Soon, however, she read about the power of the papaya fruit for menopausal women. She had heard about soy, but she never thought she’d drink enough soymilk or eat enough soy products to counter the symptoms. With papaya, however, she felt that she had a natural, nutritional supplement that could offer her a third alternative to dealing with menopause.
Even within a week of eating freshly cut papayas or adding them in homemade smoothies, she felt healthier and less irritable. She soon stopped experiencing menopausal symptoms completely. To this day, she continues to eat papayas once a week or at least every other week, and even more often, when they are in season.
Papaya is such a delicious fruit overall, so I encourage you to try some today. The health benefits are enormous (scroll down to “Who’s done the research” to read more.).
WARNING: Pregnant women should not eat papaya. It is not just “a folk remedy for contraception and abortion.” Research on pregnant mice (see last research bullet) has shown that papaya, especially in its unripened form, does affect the foetus. However, fully ripe papaya is not considered dangerous.

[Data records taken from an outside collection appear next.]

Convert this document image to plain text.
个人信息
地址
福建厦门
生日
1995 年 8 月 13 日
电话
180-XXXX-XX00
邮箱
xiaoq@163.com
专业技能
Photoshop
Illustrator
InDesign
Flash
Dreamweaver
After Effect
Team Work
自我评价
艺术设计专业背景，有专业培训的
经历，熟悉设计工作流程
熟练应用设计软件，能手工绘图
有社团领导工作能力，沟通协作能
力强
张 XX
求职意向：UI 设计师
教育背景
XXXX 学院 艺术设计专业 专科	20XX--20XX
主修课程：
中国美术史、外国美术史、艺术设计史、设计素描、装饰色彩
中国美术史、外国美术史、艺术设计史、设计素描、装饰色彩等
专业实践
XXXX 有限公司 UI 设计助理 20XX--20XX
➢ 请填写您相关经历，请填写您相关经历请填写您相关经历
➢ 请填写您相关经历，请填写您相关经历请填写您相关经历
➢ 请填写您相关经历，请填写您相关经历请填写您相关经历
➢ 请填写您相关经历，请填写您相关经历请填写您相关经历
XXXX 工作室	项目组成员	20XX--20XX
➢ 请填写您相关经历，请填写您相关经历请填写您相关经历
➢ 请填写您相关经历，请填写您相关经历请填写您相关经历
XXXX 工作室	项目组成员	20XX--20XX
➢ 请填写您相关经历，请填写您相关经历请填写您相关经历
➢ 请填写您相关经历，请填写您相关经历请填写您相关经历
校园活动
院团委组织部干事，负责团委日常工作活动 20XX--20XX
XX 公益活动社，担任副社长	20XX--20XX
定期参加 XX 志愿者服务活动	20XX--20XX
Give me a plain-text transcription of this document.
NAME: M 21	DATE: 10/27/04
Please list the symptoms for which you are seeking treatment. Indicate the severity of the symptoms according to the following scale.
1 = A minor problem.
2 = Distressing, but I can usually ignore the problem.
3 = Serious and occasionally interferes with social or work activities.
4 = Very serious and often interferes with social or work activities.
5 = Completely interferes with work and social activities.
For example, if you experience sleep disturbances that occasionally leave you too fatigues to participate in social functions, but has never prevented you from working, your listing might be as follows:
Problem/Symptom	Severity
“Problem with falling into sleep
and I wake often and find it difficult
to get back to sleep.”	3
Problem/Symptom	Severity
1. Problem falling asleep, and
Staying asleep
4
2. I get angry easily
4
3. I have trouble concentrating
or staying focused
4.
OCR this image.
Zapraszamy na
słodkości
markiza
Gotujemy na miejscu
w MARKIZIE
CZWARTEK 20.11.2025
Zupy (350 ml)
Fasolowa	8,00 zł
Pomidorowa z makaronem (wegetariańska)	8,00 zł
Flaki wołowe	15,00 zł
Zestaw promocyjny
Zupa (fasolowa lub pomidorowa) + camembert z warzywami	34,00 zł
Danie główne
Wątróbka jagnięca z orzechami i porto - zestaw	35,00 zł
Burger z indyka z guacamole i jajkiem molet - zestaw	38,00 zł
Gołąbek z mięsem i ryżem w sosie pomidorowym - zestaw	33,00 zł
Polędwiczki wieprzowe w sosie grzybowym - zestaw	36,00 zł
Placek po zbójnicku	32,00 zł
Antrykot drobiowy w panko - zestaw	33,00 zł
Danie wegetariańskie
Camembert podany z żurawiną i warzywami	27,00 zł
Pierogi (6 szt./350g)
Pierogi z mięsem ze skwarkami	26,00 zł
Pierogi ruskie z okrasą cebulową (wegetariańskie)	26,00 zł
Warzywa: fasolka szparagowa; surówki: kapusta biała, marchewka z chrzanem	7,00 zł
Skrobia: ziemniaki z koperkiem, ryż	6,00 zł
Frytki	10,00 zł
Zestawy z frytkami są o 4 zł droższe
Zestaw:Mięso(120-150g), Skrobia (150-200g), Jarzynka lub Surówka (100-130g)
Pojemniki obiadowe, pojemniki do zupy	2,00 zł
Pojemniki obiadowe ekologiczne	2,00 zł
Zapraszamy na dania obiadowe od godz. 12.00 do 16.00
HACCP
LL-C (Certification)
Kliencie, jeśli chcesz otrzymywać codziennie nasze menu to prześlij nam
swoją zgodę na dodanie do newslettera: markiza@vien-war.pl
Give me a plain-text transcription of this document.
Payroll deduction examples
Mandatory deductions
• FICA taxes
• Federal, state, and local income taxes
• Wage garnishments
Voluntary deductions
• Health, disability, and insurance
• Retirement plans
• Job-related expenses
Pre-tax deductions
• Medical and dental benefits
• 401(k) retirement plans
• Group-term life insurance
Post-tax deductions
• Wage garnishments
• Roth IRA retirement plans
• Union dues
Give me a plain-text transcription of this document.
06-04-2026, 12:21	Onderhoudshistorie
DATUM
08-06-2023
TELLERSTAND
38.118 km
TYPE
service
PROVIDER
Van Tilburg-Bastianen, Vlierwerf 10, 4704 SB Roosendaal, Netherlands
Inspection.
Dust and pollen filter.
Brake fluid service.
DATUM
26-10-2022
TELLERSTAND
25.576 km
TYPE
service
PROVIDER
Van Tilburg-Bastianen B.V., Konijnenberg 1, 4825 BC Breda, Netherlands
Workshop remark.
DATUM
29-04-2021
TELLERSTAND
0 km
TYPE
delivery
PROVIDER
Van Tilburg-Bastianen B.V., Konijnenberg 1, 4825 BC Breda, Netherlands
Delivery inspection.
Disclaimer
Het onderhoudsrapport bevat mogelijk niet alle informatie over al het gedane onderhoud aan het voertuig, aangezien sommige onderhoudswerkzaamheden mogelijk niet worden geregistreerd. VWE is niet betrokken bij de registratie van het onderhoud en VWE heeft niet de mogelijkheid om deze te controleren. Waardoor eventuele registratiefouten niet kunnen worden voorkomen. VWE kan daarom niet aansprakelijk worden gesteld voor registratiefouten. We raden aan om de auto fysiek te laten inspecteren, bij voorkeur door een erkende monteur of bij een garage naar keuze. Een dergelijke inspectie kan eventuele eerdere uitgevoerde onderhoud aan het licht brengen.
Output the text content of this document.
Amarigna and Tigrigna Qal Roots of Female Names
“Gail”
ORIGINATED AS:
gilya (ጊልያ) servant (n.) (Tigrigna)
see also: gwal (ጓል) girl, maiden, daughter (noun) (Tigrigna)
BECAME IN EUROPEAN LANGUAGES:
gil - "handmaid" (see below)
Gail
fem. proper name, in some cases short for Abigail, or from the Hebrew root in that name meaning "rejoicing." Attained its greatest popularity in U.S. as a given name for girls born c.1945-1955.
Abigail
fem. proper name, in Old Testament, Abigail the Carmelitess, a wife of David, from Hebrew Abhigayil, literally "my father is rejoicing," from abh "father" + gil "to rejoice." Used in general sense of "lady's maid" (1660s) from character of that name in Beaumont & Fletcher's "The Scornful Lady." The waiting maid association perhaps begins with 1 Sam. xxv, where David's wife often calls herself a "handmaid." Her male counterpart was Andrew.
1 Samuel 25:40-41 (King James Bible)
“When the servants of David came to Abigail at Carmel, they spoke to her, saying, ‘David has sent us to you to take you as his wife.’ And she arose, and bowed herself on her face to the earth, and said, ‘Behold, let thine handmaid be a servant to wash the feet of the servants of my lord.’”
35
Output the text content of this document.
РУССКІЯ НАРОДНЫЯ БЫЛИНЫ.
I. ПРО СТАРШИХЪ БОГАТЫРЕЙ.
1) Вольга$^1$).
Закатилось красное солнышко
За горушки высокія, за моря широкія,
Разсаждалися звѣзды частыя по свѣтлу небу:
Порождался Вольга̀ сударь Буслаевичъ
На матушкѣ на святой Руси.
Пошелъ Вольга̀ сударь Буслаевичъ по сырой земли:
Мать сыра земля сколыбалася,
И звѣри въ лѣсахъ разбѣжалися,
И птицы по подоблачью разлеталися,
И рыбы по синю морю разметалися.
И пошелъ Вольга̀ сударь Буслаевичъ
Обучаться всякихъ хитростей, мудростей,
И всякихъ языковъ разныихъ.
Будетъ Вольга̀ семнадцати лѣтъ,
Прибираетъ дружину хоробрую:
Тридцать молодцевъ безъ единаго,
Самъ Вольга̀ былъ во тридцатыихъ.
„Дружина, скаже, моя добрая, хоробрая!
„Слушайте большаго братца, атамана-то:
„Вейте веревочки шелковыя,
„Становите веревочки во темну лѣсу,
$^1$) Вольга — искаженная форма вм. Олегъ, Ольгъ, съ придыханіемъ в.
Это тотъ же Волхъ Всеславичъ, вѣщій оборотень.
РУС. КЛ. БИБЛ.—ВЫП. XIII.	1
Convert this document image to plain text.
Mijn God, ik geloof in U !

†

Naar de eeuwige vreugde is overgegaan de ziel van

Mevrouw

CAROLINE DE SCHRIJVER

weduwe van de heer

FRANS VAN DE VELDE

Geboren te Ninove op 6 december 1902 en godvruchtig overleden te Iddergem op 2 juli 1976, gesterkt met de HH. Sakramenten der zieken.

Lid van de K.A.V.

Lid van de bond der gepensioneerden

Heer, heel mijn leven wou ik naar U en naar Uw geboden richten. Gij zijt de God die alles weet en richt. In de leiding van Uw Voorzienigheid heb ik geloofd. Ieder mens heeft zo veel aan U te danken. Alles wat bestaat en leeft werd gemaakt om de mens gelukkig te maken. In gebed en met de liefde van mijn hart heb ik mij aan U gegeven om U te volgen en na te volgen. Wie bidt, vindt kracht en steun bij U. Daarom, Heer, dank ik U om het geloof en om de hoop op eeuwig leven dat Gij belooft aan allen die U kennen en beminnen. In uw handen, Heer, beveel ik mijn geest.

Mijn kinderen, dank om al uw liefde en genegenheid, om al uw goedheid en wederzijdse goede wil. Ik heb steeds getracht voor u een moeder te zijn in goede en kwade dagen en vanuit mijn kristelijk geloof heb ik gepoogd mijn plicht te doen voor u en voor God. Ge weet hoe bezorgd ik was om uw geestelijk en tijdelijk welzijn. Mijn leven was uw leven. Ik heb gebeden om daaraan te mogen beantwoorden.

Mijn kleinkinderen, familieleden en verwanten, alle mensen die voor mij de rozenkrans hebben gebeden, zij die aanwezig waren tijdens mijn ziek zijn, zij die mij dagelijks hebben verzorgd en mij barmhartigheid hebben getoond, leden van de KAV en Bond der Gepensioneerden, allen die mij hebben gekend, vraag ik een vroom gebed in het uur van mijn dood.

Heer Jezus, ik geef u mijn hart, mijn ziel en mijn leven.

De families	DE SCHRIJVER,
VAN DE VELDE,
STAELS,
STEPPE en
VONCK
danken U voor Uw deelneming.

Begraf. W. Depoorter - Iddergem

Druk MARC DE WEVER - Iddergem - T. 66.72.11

How to cook/eat papaya: Although I’ve never eaten cooked papaya before, is used to tenderize meat. As mentioned above, my mother and I like to eat ripe and freshly cut papaya by itself or blended in a smoothie. For some reason, papayas go great in smoothies. Maybe it’s because they are mushy, like bananas. When the papaya is just ripe, it is quite sweet, especially towards the bottom of the fruit.
Where to find it: You can find fresh papayas at your local grocery store. Choosing the right papaya is the fun part. My mother and I prefer Mexican papayas over Hawaiian papayas. The former is more elongated, while the latter is more round. To pick a good Mexican papaya, look for the lengthier one; they usually have more meat to them, whereas the rounder Mexican papayas have more empty space inside and more seeds.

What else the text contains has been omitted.